13 - 1 ripe avocado, peeled and pitted
14 - 1/4 cup fresh cilantro or parsley leaves
15 - 2 tablespoons fresh chives, chopped
16 - 1 garlic clove
17 - 3 tablespoons Greek yogurt
18 - juice of 1 lime
19 - 2 tablespoons olive oil
20 - 2 tablespoons water
21 - 1/2 teaspoon salt
22 - 1/4 teaspoon black pepper

# Directions:

01 - Preheat grill or grill pan to medium-high heat.
02 - Brush chicken breasts with olive oil and evenly coat with garlic powder, smoked paprika, salt, and pepper.
03 - Grill chicken for approximately 6 to 7 minutes per side, ensuring internal temperature reaches 165°F. Remove from heat, let rest for 5 minutes, then slice thinly.
04 - In a blender or food processor, combine avocado, cilantro or parsley, chives, garlic, Greek yogurt, lime juice, olive oil, water, salt, and pepper. Blend until smooth and creamy.

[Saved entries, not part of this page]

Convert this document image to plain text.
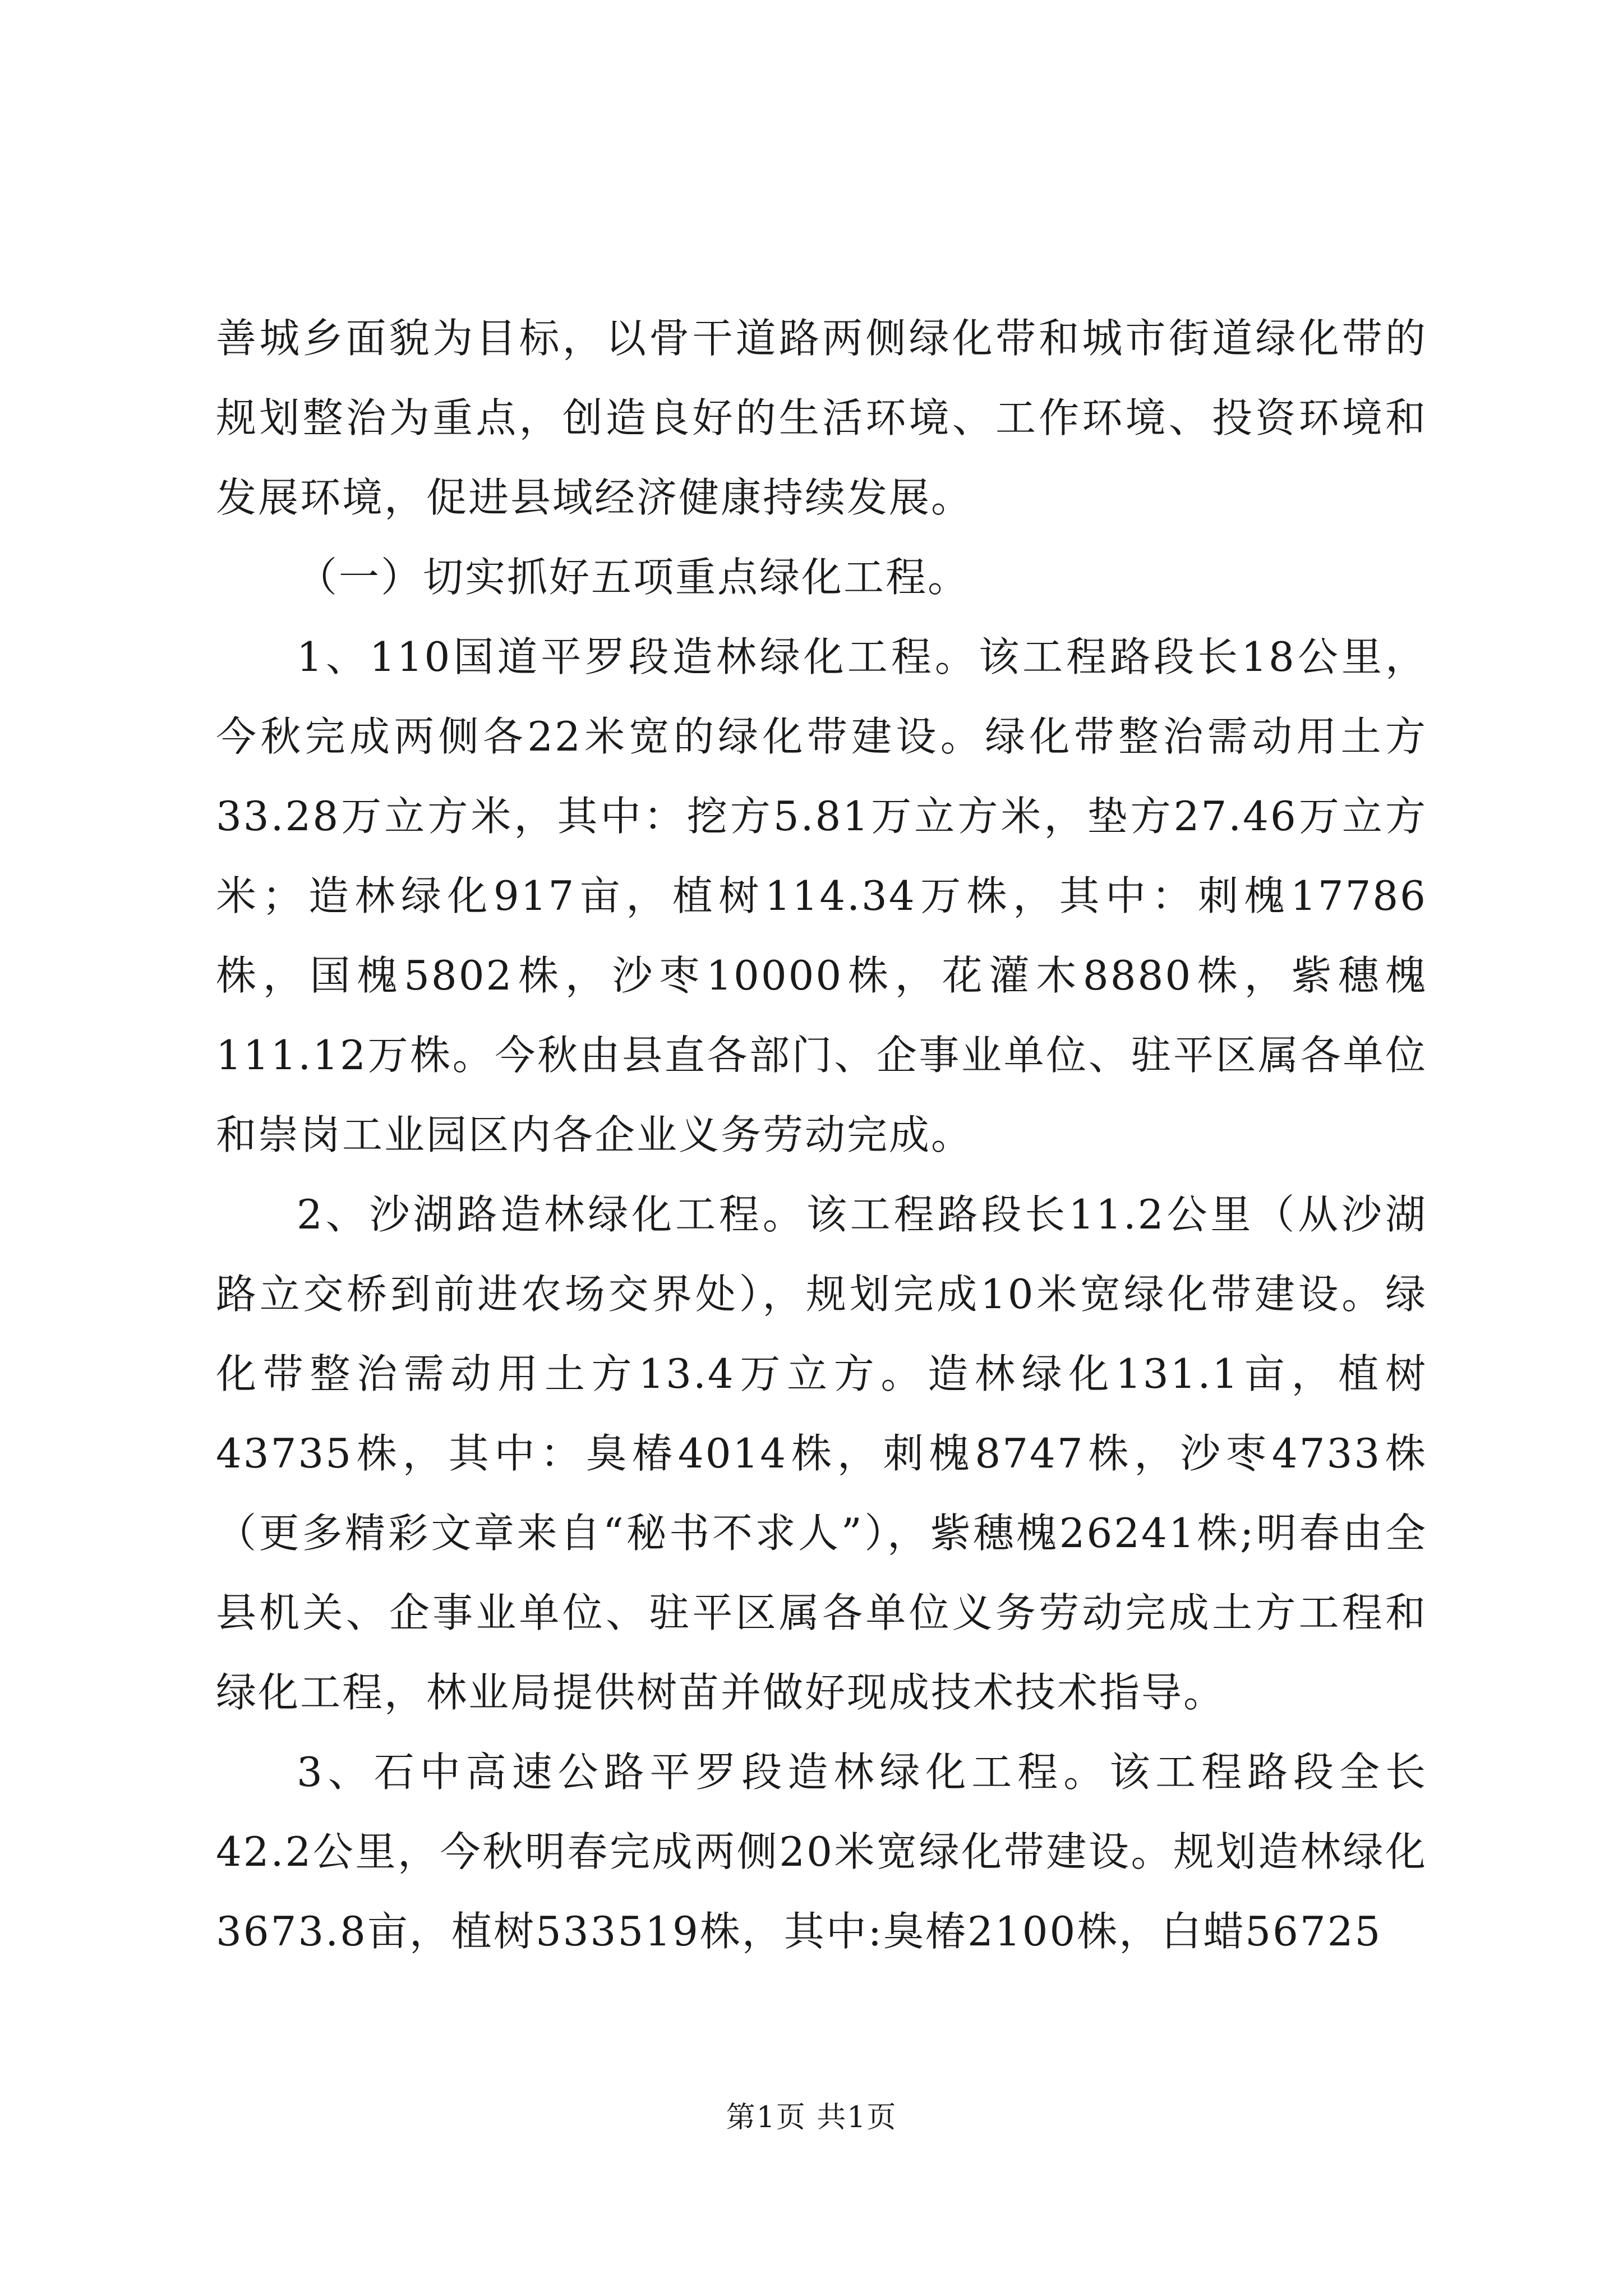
善城乡面貌为目标，以骨干道路两侧绿化带和城市街道绿化带的规划整治为重点，创造良好的生活环境、工作环境、投资环境和发展环境，促进县域经济健康持续发展。

（一）切实抓好五项重点绿化工程。

1、110国道平罗段造林绿化工程。该工程路段长18公里，今秋完成两侧各22米宽的绿化带建设。绿化带整治需动用土方33.28万立方米，其中：挖方5.81万立方米，垫方27.46万立方米；造林绿化917亩，植树114.34万株，其中：刺槐17786株，国槐5802株，沙枣10000株，花灌木8880株，紫穗槐111.12万株。今秋由县直各部门、企事业单位、驻平区属各单位和崇岗工业园区内各企业义务劳动完成。

2、沙湖路造林绿化工程。该工程路段长11.2公里（从沙湖路立交桥到前进农场交界处），规划完成10米宽绿化带建设。绿化带整治需动用土方13.4万立方。造林绿化131.1亩，植树43735株，其中：臭椿4014株，刺槐8747株，沙枣4733株（更多精彩文章来自“秘书不求人”），紫穗槐26241株;明春由全县机关、企事业单位、驻平区属各单位义务劳动完成土方工程和绿化工程，林业局提供树苗并做好现成技术技术指导。

3、石中高速公路平罗段造林绿化工程。该工程路段全长42.2公里，今秋明春完成两侧20米宽绿化带建设。规划造林绿化3673.8亩，植树533519株，其中:臭椿2100株，白蜡56725

第1页 共1页
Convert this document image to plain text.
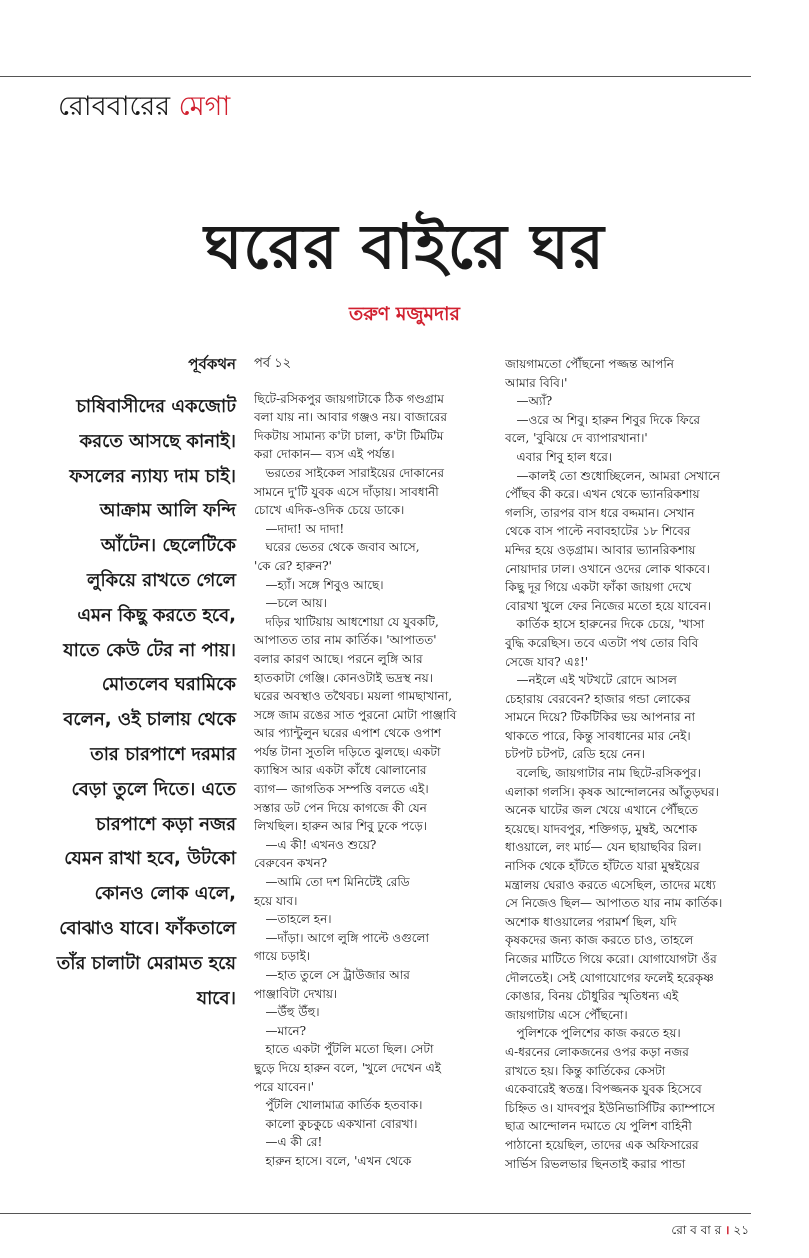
রোববারের মেগা
ঘরের বাইরে ঘর
তরুণ মজুমদার
পূর্বকথন

চাষিবাসীদের একজোট করতে আসছে কানাই। ফসলের ন্যায্য দাম চাই। আক্রাম আলি ফন্দি আঁটেন। ছেলেটিকে লুকিয়ে রাখতে গেলে এমন কিছু করতে হবে, যাতে কেউ টের না পায়। মোতলেব ঘরামিকে বলেন, ওই চালায় থেকে তার চারপাশে দরমার বেড়া তুলে দিতে। এতে চারপাশে কড়া নজর যেমন রাখা হবে, উটকো কোনও লোক এলে, বোঝাও যাবে। ফাঁকতালে তাঁর চালাটা মেরামত হয়ে যাবে।

পর্ব ১২
ছিটে-রসিকপুর জায়গাটাকে ঠিক গণ্ডগ্রাম
বলা যায় না। আবার গঞ্জও নয়। বাজারের
দিকটায় সামান্য ক'টা চালা, ক'টা টিমটিম
করা দোকান— ব্যস এই পর্যন্ত।
ভরতের সাইকেল সারাইয়ের দোকানের
সামনে দু'টি যুবক এসে দাঁড়ায়। সাবধানী
চোখে এদিক-ওদিক চেয়ে ডাকে।
—দাদা! অ দাদা!
ঘরের ভেতর থেকে জবাব আসে,
'কে রে? হারুন?'
—হ্যাঁ। সঙ্গে শিবুও আছে।
—চলে আয়।
দড়ির খাটিয়ায় আধশোয়া যে যুবকটি,
আপাতত তার নাম কার্তিক। 'আপাতত'
বলার কারণ আছে। পরনে লুঙ্গি আর
হাতকাটা গেঞ্জি। কোনওটাই ভদ্রস্থ নয়।
ঘরের অবস্থাও তথৈবচ। ময়লা গামছাখানা,
সঙ্গে জাম রঙের সাত পুরনো মোটা পাঞ্জাবি
আর প্যান্টুলুন ঘরের এপাশ থেকে ওপাশ
পর্যন্ত টানা সুতলি দড়িতে ঝুলছে। একটা
ক্যাম্বিস আর একটা কাঁধে ঝোলানোর
ব্যাগ— জাগতিক সম্পত্তি বলতে এই।
সস্তার ডট পেন দিয়ে কাগজে কী যেন
লিখছিল। হারুন আর শিবু ঢুকে পড়ে।
—এ কী! এখনও শুয়ে?
বেরুবেন কখন?
—আমি তো দশ মিনিটেই রেডি
হয়ে যাব।
—তাহলে হন।
—দাঁড়া। আগে লুঙ্গি পাল্টে ওগুলো
গায়ে চড়াই।
—হাত তুলে সে ট্রাউজার আর
পাঞ্জাবিটা দেখায়।
—উঁহু উঁহু।
—মানে?
হাতে একটা পুঁটলি মতো ছিল। সেটা
ছুড়ে দিয়ে হারুন বলে, 'খুলে দেখেন এই
পরে যাবেন।'
পুঁটলি খোলামাত্র কার্তিক হতবাক।
কালো কুচকুচে একখানা বোরখা।
—এ কী রে!
হারুন হাসে। বলে, 'এখন থেকে
জায়গামতো পৌঁছনো পজ্জন্ত আপনি
আমার বিবি।'
—অ্যাঁ?
—ওরে অ শিবু। হারুন শিবুর দিকে ফিরে
বলে, 'বুঝিয়ে দে ব্যাপারখানা।'
এবার শিবু হাল ধরে।
—কালই তো শুধোচ্ছিলেন, আমরা সেখানে
পৌঁছব কী করে। এখন থেকে ভ্যানরিকশায়
গলসি, তারপর বাস ধরে বদ্দমান। সেখান
থেকে বাস পাল্টে নবাবহাটের ১৮ শিবের
মন্দির হয়ে ওড়গ্রাম। আবার ভ্যানরিকশায়
নোয়াদার ঢাল। ওখানে ওদের লোক থাকবে।
কিছু দূর গিয়ে একটা ফাঁকা জায়গা দেখে
বোরখা খুলে ফের নিজের মতো হয়ে যাবেন।
কার্তিক হাসে হারুনের দিকে চেয়ে, 'খাসা
বুদ্ধি করেছিস। তবে এতটা পথ তোর বিবি
সেজে যাব? এঃ!'
—নইলে এই খটখটে রোদে আসল
চেহারায় বেরবেন? হাজার গন্ডা লোকের
সামনে দিয়ে? টিকটিকির ভয় আপনার না
থাকতে পারে, কিন্তু সাবধানের মার নেই।
চটপট চটপট, রেডি হয়ে নেন।
বলেছি, জায়গাটার নাম ছিটে-রসিকপুর।
এলাকা গলসি। কৃষক আন্দোলনের আঁতুড়ঘর।
অনেক ঘাটের জল খেয়ে এখানে পৌঁছতে
হয়েছে। যাদবপুর, শক্তিগড়, মুম্বই, অশোক
ধাওয়ালে, লং মার্চ— যেন ছায়াছবির রিল।
নাসিক থেকে হাঁটতে হাঁটতে যারা মুম্বইয়ের
মন্ত্রালয় ঘেরাও করতে এসেছিল, তাদের মধ্যে
সে নিজেও ছিল— আপাতত যার নাম কার্তিক।
অশোক ধাওয়ালের পরামর্শ ছিল, যদি
কৃষকদের জন্য কাজ করতে চাও, তাহলে
নিজের মাটিতে গিয়ে করো। যোগাযোগটা ওঁর
দৌলতেই। সেই যোগাযোগের ফলেই হরেকৃষ্ণ
কোঙার, বিনয় চৌধুরির স্মৃতিধন্য এই
জায়গাটায় এসে পৌঁছনো।
পুলিশকে পুলিশের কাজ করতে হয়।
এ-ধরনের লোকজনের ওপর কড়া নজর
রাখতে হয়। কিন্তু কার্তিকের কেসটা
একেবারেই স্বতন্ত্র। বিপজ্জনক যুবক হিসেবে
চিহ্নিত ও। যাদবপুর ইউনিভার্সিটির ক্যাম্পাসে
ছাত্র আন্দোলন দমাতে যে পুলিশ বাহিনী
পাঠানো হয়েছিল, তাদের এক অফিসারের
সার্ভিস রিভলভার ছিনতাই করার পান্ডা
রো ব বা র । ২১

Adjust with additional water for desired consistency.
05 - In a large salad bowl, combine mixed salad greens, cherry tomatoes, cucumber, red onion, and red bell pepper.
06 - Arrange sliced grilled chicken over the salad. Sprinkle crumbled feta cheese on top, if using.
07 - Drizzle salad with avocado herb dressing immediately before serving. Gently toss to combine.

# Expert Advice:

01 -
  • This avocado herb dressing tastes so creamy and fresh, people will assume you spent hours making it.
  • The colors and flavors pack so much energy that every forkful feels like a mini celebration.
02 -
  • I once forgot to let the chicken rest before slicing and ended up with a plate of dry meat and regret.
  • Blending the dressing too long can overheat the herbs and dull the color—pulse just until combined for the brightest green.
03 -
  • Resting the chicken is essential—it transforms good chicken into great chicken every time.
  • A pinch of extra chives sprinkled on top before serving wakes up the whole dish.